One gate element often used in integrated circuit designs is a tristate buffer. As the term is used herein, “integrated circuit” includes devices such as those formed on monolithic semiconducting substrates, such as those formed of group IV materials like silicon or germanium, or group III-V compounds like gallium arsenide, or mixtures of such materials. The term includes all types of devices formed, such as memory and logic, and all designs of such devices, such as MOS and bipolar. The term also comprehends applications such as flat panel displays, solar cells, and charge coupled devices. Tristate buffers are active gate devices that produce as an output one of three logic states, being a logical high, a logical low, and no output at all, which is the tristate.
Tristate buffers have an input and a control. An active high tristate buffer will pass through the value of the input (be it either high or low) when the control line is in a high state, but will not pass through any value—high or low—when the control line is in a low state. Conversely, an active low tristate buffer will pass through the value of the input when the control line is in a low state, but will not pass through any value when the control line is in a high state.

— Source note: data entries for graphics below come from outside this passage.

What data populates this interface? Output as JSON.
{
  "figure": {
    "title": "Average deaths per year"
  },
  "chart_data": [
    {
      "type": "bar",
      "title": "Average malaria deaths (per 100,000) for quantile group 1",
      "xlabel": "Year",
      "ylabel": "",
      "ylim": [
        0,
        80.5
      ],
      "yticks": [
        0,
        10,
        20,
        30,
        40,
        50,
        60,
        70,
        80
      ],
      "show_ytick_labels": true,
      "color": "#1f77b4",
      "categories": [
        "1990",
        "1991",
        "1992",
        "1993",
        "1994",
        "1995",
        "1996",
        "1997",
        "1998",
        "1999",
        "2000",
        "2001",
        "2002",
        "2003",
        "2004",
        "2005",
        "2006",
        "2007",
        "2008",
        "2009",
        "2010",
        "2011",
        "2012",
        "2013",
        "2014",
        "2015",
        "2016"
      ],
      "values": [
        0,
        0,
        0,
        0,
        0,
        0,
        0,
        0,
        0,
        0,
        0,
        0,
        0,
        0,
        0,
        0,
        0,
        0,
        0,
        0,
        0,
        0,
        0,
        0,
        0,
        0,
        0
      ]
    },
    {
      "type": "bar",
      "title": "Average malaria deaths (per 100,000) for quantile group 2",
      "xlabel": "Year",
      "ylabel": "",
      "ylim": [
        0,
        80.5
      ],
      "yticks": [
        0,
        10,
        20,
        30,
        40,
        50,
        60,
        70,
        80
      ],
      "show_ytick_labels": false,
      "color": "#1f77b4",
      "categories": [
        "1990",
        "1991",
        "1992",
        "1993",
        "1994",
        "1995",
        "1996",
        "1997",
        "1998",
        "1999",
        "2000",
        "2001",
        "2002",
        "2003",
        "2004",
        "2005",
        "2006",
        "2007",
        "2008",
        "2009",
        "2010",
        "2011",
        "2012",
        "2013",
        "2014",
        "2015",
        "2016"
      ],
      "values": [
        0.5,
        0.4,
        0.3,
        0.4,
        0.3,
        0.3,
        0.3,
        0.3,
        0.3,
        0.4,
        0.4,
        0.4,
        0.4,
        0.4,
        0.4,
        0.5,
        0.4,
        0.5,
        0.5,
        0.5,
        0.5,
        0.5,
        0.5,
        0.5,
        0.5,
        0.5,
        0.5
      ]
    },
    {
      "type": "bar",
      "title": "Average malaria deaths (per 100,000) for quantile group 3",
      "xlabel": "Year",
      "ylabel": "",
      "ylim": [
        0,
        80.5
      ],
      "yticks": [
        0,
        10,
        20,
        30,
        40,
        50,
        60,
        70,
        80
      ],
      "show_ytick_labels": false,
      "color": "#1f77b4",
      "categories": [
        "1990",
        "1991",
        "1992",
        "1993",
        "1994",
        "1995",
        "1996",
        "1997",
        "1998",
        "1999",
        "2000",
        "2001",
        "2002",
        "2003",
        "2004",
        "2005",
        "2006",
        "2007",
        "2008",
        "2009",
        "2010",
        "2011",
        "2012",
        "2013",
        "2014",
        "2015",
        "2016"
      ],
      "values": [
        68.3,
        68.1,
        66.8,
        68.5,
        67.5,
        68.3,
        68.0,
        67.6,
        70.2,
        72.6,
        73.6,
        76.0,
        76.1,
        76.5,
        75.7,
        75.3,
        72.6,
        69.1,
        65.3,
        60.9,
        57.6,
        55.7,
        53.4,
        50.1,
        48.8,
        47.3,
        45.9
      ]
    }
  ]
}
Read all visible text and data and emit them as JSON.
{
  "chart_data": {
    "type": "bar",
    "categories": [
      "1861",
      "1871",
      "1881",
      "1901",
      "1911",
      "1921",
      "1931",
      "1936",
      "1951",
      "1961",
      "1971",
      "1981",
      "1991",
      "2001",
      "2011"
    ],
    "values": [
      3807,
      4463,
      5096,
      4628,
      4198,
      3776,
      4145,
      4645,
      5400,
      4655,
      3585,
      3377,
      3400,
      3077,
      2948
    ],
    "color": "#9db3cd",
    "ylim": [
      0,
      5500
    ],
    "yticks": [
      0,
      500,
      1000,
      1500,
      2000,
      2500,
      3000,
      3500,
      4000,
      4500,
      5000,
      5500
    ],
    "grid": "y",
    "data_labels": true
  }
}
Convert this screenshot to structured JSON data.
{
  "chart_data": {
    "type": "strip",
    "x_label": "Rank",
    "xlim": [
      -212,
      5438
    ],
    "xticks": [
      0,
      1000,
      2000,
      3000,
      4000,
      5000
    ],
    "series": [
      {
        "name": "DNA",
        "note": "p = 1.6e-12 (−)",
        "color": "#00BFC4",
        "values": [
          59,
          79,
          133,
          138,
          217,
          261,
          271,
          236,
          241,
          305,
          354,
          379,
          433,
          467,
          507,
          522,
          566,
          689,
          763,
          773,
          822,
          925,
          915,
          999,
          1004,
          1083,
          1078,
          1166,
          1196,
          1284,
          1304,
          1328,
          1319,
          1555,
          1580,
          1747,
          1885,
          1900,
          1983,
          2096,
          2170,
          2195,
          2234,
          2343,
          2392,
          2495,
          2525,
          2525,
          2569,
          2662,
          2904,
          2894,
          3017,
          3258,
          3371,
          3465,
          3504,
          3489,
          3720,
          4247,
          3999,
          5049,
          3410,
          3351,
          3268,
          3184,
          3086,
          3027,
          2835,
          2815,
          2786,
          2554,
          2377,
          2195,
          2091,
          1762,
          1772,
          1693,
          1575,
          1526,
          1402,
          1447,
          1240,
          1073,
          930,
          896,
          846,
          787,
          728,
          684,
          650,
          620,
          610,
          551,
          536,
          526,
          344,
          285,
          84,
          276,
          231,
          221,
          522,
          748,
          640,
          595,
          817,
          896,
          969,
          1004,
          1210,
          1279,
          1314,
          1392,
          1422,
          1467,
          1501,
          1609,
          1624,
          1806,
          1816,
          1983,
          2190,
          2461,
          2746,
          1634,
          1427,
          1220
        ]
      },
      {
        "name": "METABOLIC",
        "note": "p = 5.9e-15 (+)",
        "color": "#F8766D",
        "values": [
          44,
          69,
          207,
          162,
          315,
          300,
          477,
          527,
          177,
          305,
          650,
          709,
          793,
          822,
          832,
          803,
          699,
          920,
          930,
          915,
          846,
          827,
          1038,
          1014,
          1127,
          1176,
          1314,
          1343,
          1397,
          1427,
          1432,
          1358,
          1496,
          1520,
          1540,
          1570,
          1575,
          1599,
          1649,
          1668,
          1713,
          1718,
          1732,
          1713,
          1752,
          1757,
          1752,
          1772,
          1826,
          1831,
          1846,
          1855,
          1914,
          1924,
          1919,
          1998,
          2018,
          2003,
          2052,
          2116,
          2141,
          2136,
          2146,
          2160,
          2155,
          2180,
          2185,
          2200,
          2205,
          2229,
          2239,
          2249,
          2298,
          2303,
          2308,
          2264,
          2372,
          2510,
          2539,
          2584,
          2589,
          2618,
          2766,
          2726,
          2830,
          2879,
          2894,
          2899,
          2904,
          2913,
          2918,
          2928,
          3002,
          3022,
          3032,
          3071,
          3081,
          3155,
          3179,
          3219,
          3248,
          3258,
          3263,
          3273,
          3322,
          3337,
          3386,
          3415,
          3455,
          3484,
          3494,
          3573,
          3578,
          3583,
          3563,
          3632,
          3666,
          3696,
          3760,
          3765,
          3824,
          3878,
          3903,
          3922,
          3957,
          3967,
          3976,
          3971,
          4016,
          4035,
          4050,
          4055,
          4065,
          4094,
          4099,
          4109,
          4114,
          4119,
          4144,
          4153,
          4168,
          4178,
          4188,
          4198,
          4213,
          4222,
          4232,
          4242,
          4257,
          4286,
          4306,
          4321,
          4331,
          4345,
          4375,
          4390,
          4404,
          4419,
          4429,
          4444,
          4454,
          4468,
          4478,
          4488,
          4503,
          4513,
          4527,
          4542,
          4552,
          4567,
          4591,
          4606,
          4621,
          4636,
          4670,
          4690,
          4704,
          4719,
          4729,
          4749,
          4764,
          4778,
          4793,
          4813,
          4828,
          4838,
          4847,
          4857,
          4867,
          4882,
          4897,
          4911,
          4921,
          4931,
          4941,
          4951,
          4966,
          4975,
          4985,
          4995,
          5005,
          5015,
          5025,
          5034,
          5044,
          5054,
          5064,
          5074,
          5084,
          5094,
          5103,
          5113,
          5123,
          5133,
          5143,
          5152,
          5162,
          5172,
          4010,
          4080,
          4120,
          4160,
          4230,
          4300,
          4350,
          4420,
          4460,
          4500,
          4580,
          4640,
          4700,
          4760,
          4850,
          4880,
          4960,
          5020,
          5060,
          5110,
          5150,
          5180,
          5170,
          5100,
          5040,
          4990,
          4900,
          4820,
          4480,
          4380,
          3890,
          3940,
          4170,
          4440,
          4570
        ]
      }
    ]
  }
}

Integrated circuits are typically functionally tested using advanced equipment called automated test pattern generators. Automated test pattern generators test an integrated circuit by finding a test sequence that enables the tester to distinguish between correct integrated circuit behavior and faulty integrated circuit behavior that is caused by defects.
Unfortunately, for a variety of reasons, tristate busses in a traditional integrated circuit design cannot be tested via automated test pattern generators for the ability of all of the tristate drivers to enter a tristate state.
What is needed, therefore, is an integrated circuit design that enables an automated test pattern generator to more fully test the proper operation of tristate busses.